Immediately I knew what had happened. My customer and I had run aground on the rocks of business jargon. He is a great guy, and we have had a ten-plus year relationship. However, he is one of the worst business-jargon offenders I know.

What he said to me was undoubtedly something like, “We need to think value-add here. An extensible program. So that at the end of the day we can provide a 360-degree solution to the customer.”

The message, “Please expand your helpdesk proposal to cover all systems,” was obscured in a fog of non-communication.

Any of these sound familiar?

At the end of the day

On a go-forward basis

Learning as a noun. (Our key “learnings…”)

Win-win

Manage expectations

Low-hanging fruit

Break down silos

Take a 360-degree view

Think outside the box

Out of pocket

Solutions provider

Extensible/Scalable

Tee up

Circle back

30,000-foot view

Value Add

Best practice

Stakeholders

Core competency

Take offline

For any of these phrases, there is a more direct way to say what you mean. “Take offline,” translates to, “You and I need to speak privately.” But do all hearers of “take offline” really get that?

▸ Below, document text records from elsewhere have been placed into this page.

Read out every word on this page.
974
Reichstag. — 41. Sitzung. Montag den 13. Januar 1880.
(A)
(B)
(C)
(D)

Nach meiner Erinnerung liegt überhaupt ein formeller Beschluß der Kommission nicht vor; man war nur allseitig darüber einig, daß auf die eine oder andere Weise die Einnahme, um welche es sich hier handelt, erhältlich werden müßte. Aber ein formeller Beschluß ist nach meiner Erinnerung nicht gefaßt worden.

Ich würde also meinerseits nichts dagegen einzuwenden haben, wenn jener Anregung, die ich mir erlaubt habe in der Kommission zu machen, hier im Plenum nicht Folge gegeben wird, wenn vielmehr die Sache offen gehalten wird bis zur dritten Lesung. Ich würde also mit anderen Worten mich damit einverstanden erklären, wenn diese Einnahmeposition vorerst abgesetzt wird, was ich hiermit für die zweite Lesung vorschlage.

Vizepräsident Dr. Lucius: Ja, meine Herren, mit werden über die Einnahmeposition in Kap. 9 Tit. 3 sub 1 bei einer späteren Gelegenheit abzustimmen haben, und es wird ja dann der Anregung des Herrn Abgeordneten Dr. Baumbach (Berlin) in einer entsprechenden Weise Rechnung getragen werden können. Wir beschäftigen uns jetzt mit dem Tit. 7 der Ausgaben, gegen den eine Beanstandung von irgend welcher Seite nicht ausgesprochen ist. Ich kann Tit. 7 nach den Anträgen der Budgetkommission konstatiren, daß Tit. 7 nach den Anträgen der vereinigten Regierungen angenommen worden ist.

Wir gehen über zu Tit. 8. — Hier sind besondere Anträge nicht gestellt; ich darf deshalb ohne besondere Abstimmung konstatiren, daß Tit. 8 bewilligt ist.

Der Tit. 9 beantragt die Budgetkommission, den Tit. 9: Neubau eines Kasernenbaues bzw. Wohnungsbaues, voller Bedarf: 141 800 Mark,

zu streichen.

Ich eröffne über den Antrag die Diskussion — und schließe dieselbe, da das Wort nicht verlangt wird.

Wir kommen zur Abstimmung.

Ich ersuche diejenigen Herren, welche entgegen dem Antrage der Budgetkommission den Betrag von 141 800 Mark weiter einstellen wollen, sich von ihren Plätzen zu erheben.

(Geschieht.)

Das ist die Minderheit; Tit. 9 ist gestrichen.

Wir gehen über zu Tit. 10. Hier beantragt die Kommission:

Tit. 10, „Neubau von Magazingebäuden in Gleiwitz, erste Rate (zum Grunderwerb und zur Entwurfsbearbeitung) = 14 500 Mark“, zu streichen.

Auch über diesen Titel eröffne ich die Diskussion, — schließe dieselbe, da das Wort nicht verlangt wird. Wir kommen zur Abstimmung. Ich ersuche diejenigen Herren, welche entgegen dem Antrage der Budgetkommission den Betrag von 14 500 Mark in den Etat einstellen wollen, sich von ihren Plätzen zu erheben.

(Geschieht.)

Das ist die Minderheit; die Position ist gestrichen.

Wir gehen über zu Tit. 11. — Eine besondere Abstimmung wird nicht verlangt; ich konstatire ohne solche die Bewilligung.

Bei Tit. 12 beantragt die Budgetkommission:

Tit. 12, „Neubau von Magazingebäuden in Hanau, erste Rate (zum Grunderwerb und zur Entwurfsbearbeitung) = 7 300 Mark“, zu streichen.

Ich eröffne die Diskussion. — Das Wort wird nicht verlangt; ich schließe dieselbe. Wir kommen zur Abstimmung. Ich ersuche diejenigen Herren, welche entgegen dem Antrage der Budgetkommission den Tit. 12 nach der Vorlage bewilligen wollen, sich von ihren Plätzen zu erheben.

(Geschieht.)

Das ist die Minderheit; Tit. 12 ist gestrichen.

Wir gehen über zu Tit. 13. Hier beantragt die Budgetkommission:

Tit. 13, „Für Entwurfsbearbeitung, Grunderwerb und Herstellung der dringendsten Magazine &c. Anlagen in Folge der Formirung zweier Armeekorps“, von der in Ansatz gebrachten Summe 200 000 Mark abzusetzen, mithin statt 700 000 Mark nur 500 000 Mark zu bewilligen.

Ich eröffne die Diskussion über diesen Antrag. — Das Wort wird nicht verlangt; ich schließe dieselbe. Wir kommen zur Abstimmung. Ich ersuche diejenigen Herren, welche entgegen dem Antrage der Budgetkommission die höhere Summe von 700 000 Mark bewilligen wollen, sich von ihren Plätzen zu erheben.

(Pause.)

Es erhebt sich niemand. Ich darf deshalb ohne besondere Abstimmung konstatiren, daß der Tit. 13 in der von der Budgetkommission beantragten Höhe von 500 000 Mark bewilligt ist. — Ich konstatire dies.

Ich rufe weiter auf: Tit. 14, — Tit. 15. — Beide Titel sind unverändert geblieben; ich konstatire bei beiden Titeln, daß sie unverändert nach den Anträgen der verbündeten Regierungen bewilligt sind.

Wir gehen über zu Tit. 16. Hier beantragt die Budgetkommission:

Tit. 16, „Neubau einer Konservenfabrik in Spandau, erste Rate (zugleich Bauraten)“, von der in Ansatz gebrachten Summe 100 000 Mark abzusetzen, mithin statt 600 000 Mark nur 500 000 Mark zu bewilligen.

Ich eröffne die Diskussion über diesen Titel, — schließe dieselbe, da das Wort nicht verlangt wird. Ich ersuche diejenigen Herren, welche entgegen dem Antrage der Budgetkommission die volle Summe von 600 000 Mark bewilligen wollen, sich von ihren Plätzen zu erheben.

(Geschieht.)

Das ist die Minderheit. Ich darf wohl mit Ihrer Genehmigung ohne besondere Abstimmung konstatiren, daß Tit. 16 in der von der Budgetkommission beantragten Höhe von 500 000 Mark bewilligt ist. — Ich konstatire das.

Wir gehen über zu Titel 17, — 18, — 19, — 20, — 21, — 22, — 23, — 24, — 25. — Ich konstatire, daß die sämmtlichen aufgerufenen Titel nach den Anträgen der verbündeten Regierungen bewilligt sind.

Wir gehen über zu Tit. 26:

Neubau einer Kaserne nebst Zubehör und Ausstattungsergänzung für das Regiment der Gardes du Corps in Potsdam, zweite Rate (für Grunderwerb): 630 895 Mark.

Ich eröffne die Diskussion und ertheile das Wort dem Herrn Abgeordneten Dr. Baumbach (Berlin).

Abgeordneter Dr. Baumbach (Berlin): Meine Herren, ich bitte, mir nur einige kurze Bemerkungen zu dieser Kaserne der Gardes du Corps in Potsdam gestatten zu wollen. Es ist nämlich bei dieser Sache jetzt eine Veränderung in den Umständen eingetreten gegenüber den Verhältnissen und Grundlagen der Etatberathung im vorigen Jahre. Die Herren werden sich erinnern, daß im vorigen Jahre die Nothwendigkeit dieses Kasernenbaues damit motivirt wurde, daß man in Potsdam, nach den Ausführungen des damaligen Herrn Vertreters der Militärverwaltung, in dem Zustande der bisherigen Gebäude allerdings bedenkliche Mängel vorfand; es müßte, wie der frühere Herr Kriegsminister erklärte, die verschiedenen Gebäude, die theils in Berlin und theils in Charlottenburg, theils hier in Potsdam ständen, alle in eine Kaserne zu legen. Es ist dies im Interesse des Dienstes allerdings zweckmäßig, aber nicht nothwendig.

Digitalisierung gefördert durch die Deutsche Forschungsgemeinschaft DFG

Worse, I’ve noticed many users of the “take offline” phrase are simply parroting business jargon to bat away an issue they’d rather not deal with at all. (A fun exercise would be to evaluate all of the above for both their real meaning and their misuse.)

As a former English teacher, I am ashamed of how much business-speak creeps into my own talking and writing, no matter how much I strive to resist.

Why is it so hard? Why do we do it? Some key reasons…

Ego—We think it makes us sound smarter.

Fads—At first, a phrase sounds cool, and it’s picked up. Think of how viral “at the end of the day” became.

Lack of thought—It’s hard to search for a word. When pat phrases are sitting right there, you grab for them.

Cowardice—We fear making a direct request or statement, so we cloak it in jargon.

Because of what occurred to me this week, I realize the cost of repetitive, jargon-y, indirect speech is not just the annoyance or irritation it causes to grammarians and linguists. If you are not clear, important things you need to get done don’t.

Years ago, the famed William Zinsser’s book On Writing Well was the bible for up-and-coming writers and editors. Zinsser’s manual is a how-to on eliminating jargon, unnecessary repetition, and tuning words for clarity. I recommend it.